Media in Taiwan lacks social responsibility

When United States President Barack Obama publicly commended Taiwan as a coalition partner in the global fight against Islamic State of Iraq and the Levant (ISIL), the media in Taiwan were quick to pounce on the subject with embellishments served to inflate his view. Political talk shows all dove in at 8 p.m. Sunday to bicker about the island’s military capability, possible contributions to the coalition, and among other brouhahas.

Following an evening of hype, media reports then suggested that Obama’s mention of Taiwan would lead it to become an ISIL target as the terrorist group recently attacked Paris and blew up a Russian commercial jet.

In early February, the media also took a spin on a Twitter posting from an alleged IS-affiliated account that included a photo depicting Taipei's cityscape burning, suggesting that the group was threatening an "Islamic State attack" on an unspecified city. According to reports, the media again blew this story out of proportion by accrediting the tweet to an imminent attack on Taipei.

All this frenzy seemed a bit far-fetched and unrealistic to the extreme.

Although it is understandable that the local media would get overzealous every time Taiwan is mentioned on the international arena, the sad truth is that the media (TV network) itself is seemingly incapable (or reluctant due to rating) of making in-depth analysis and reporting of facts. As it was the case with Obama’s comments about Taiwan, they simply forgo the opportunity to educate their viewers regarding the power struggle in Syria or Iraq, and the Syrian refugee crisis – let alone the realities of the situation.

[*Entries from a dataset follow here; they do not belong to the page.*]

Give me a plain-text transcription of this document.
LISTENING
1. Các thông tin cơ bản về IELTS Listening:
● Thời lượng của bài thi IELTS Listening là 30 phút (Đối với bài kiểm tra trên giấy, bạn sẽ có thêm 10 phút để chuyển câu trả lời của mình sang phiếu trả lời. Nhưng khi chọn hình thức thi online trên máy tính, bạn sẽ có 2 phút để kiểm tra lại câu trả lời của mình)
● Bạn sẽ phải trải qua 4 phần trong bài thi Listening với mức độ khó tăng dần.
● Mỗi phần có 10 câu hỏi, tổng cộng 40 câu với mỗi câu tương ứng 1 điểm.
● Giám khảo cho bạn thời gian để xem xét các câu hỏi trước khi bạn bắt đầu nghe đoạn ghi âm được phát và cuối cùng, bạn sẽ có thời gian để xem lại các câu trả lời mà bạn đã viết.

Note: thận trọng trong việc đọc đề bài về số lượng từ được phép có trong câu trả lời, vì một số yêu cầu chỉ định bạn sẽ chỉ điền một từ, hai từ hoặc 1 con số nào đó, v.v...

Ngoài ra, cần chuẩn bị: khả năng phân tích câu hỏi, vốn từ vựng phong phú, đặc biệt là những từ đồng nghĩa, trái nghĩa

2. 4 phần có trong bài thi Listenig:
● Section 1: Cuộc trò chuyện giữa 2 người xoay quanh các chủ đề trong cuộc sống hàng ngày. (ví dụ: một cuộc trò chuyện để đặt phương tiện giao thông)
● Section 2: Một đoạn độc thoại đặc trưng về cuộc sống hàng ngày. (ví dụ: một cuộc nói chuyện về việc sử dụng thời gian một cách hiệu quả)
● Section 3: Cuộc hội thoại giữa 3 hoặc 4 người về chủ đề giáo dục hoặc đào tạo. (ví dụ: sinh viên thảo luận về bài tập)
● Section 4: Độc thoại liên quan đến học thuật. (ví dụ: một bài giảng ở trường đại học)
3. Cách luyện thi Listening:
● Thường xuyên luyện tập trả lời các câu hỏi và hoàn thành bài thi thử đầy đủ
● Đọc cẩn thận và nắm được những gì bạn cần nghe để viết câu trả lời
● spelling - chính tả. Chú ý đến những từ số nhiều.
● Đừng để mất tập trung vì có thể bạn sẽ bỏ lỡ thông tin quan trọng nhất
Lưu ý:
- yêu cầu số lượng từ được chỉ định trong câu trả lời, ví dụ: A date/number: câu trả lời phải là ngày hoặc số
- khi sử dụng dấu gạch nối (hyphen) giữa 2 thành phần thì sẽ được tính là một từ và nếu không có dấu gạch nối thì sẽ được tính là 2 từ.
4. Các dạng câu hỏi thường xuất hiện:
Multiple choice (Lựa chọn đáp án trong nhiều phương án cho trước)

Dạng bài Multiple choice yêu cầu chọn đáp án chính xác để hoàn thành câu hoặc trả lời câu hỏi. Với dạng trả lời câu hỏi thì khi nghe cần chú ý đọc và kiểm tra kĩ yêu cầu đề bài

Political programs and over-commercialized shows (including tabloid news) have since become accomplices to the destruction of public knowledge in current international affairs.

The media in Taiwan, besides being controlled by business groups, are also often backed and controlled by political parties, whose manipulation has often made reporting on political and social events twisted by political ideologies. Much reporting of facts are done without prior verification, and in many instances carelessly fabricated, embellished and insubstantial.

Examples such as when former president Chen Shui-bian proposed a referendum in 2007 asking the people whether Taiwan should apply to join the United Nations under the name “Taiwan.” While the intentions were good, – to find a global voice for the island’s 23 million people – chances that Taiwan could enter the world governing body is close to impossible (even if it applied by the national title of Republic of China).

Why? It’s because any application to the U.N. by Taiwan would have no chance of succeeding, because China, as a member of the U.N. Security Council, would have veto power. And unless by some Godsend miracle the mainland would one day “wear out” on Taiwan, all it could do is to wait at the U.N. admission doorstep and nothing would ever happen. But none of this was explained, analyzed or reported in the local media. Instead, it was manipulated by party politics to report on the massive rallies and demonstrations in downtown Taipei like it was some kind of soap opera.

As in a democracy, the media bears social responsibilities, as its influence on politics and society in general is tremendous. These are issues that members of the Taiwan media must consider and reflect. Moreover, the pursuit of media professionalism, self-discipline, and reform is imperative for the nation.

Although Taiwan is mostly irrelevant in world politics because of its isolation in the international community (due to China’s oppression), the local media (and especially TV networks) has done a piss poor job of giving enough air time to international news coverage. The hourly news broadcasts – mostly based on useless paparazzi, traffic accidents, food, and anything cute or cuddly – will not help enrich people’s knowledge on world affairs, including geography or history.

According to media insiders, Taiwan’s media organizations’ failure to provide sufficient high-quality international news could be a result of their lack of vision, as news outlets focus only on trivial and sensational stories to attract high ratings.

A journalism professor at National Chengchi University once said that although there is demand for serious global news coverage in Taiwan, media operators are often reluctant to make the investment, citing that the choice of content broadcast is often bizarre.

While Taiwan’s media providers continue to chase TV ratings for its small but rapid turnover, no investment will ever be made in self-improvement, let alone the public.

So until changes are made, viewers and readers in Taiwan can continue to remain content with reading or watching only tabloid-style political news.